An article posted yesterday on MMA Weekly focused on UFC president Dana White and his issues as of late with Cheick Kongo for turning down fights. Dana questioned Cheick and other fighters who have refused short notice fights (Kongo specified that he turned down a fight with Roy Nelson because of short notice) and if they truly are "fighters."

From the article:

"(Kongo) turned down the fight whether it was on short notice or whatever. It’s the second fight he’s turned down in a row," White declared on Saturday night.


"It’s a lot more normal with guys who are worried about losing," White explained. "Guys who are in a position where if they lose, you know what I mean? You’re either fighters or you’re not. If you win you win, if you lose, back to the drawing board.

"That’s the business you’re in. When you turn down a fight, you turn down a fight, and that’s two in a row (for Kongo). I don’t know who he’s waiting for."

This is not the first time this has come up with Dana, he took some shots at Kongo and others before UFC 154:

From the video:

It's like...we're just at this time and place where I've been dealing with these guys for the last ten years. I've been doing this for thirteen years...there was a ten year run where guys didn't turn down fights. I mean, the biggest fight that was ever turned down in my first ten years was Tito not wanting to fight Chuck. Now, like every week, Kongo has turned down two fights in a row. We offered Kongo the fight with Roy Nelson and he refused to do it. And we offered him a fight before that and he refused to do it.

It's like, we're getting into this era now with these guys and yeah, it bothers me. And yeah, I don't like it. I kind of...you know...it turns me off to guys when they don't want to step up and take big fights.

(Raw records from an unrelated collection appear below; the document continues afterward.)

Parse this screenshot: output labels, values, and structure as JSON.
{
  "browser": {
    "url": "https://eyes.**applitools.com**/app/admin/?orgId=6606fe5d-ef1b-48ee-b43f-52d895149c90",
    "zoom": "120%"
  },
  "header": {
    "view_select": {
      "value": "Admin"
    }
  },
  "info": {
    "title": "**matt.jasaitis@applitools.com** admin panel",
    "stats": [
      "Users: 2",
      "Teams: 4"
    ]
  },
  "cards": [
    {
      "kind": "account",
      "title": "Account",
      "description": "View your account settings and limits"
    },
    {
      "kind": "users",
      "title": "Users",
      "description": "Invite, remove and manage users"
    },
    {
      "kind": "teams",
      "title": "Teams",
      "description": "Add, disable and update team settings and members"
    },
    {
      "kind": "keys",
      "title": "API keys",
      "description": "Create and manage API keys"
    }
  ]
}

I've been doing these interviews all week and I'm tired...I'm sick and tired of the accusations that Chael Sonnen is getting into things because he talks. Chael Sonnen gets big fights because he steps up and he takes fights on short notice. He's the kind of guy I've been dealing with since we bought the UFC. And you've got all these bitter babies out there crying like Dan Henderson. Dan Henderson, who's supposed to be friends with him, what are you crying about? You turned down the Jones fight twice. You had to pull out because of your knee. He said all you need is a couple of weeks, then I offered him the fight in Toronto. He turned down the Toronto fight too because of his knee. Are we supposed to sit around and wait for Dan Henderson?

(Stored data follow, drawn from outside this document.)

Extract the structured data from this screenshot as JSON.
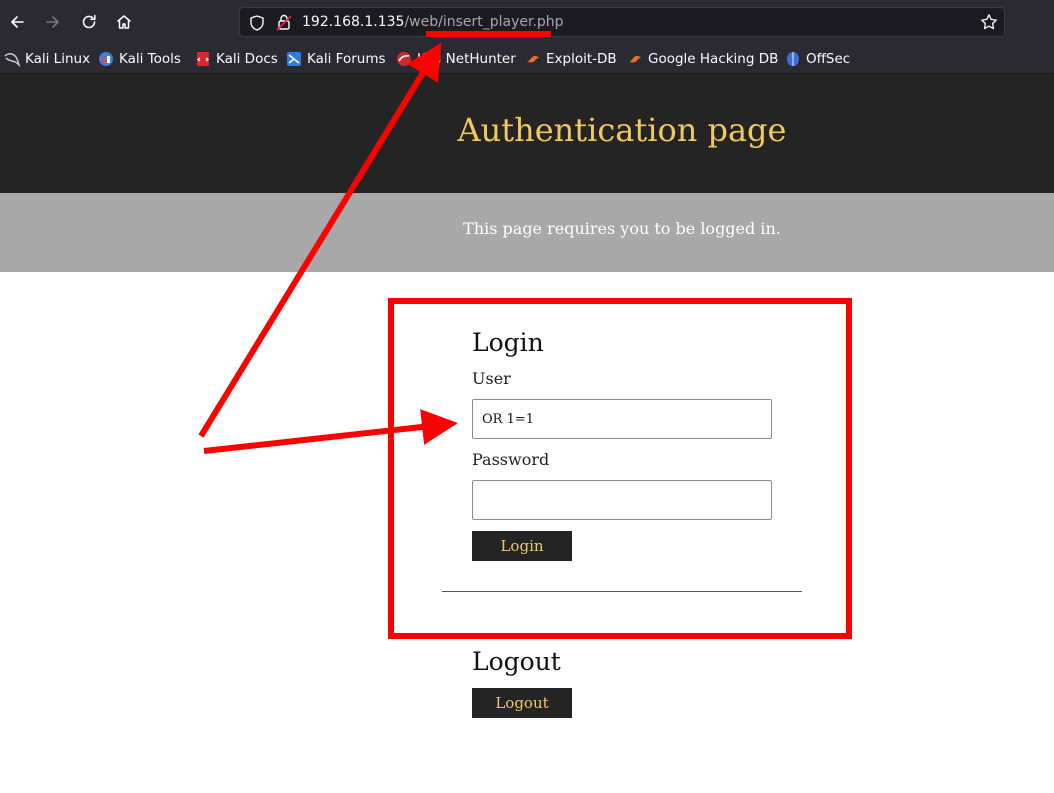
{
  "browser": {
    "url_host": "192.168.1.135",
    "url_path": "/web/insert_player.php",
    "bookmarks": [
      {
        "label": "Kali Linux",
        "icon": "kali-dragon-icon"
      },
      {
        "label": "Kali Tools",
        "icon": "kali-tools-icon"
      },
      {
        "label": "Kali Docs",
        "icon": "kali-docs-icon"
      },
      {
        "label": "Kali Forums",
        "icon": "kali-forums-icon"
      },
      {
        "label": "Kali NetHunter",
        "icon": "kali-nethunter-icon"
      },
      {
        "label": "Exploit-DB",
        "icon": "exploit-db-icon"
      },
      {
        "label": "Google Hacking DB",
        "icon": "ghdb-icon"
      },
      {
        "label": "OffSec",
        "icon": "offsec-icon"
      }
    ]
  },
  "page": {
    "title": "Authentication page",
    "notice": "This page requires you to be logged in."
  },
  "login": {
    "heading": "Login",
    "user_label": "User",
    "user_value": "OR 1=1",
    "password_label": "Password",
    "password_value": "",
    "button_label": "Login"
  },
  "logout": {
    "heading": "Logout",
    "button_label": "Logout"
  },
  "colors": {
    "header_bg": "#242424",
    "accent_gold": "#f2c95c",
    "notice_bg": "#a8a8a8",
    "annotation_red": "#ff0000"
  }
}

Of course, what Dana is leaving out here is the word "professional." These are professional fighters who have to make decisions based on what they think is best for their careers. Kongo has quietly put together arguably the best stretch of his career, going 4-1-1 since 2010 against some recognizable names. If he feels that right now it's not smart for him to take a late notice fight and risk a loss that sets him back considerably, that's a professional decision.

Similarly, the problem Dan Henderson and others have with the Chael Sonnen fight has nothing to do with previously offered short notice fights with Jones. Guys turned down a fight that they were in line for because it wasn't smart to take it on short notice or, in the case of Henderson, because he wasn't healed from an injury. That makes the short notice fight with Vitor Belfort something that made sense. It doesn't make a fight with Chael Sonnen in April 2013 make sense. That's plenty of time for someone to have had a full camp and be healthy.

Of course Sonnen is willing to "step up." He has nothing to lose. He has no chance at a title a 185 at this point. At 205 there are a host of horrible fights for him that would have stopped him from getting a title shot. Sure, he'd step up and take a fight for a title at a weight he hasn't fought at in the UFC since 2005 after a brutal loss in his last fight. Why not?

Ultimately, this is where fighters have very little power with the way the sport is structured. Dana gets to act as though they need to make decisions that they may feel are wrong for their career and thus bad for their families and futures. And, if they don't operate with that mentality that the UFC's health is more important than their own, they are punished.

A guy like Kongo gets to choose between taking a fight in a situation where he isn't comfortable, or being publicly shamed and, as suggested by Dana, suffering for his decision.

These aren't just fighters. They're professional fighters. Every decision they make needs to be one where they weigh the pros and cons and do the right thing to ensure that they get the most out of their career. There isn't a UFC pension plan, there's no 401K with corporate matching. It's here and now, make what you can while you can. And it's a damn shame that Dana White would put fighters in a position that makes it so clear that they are little more than spots on a fight card.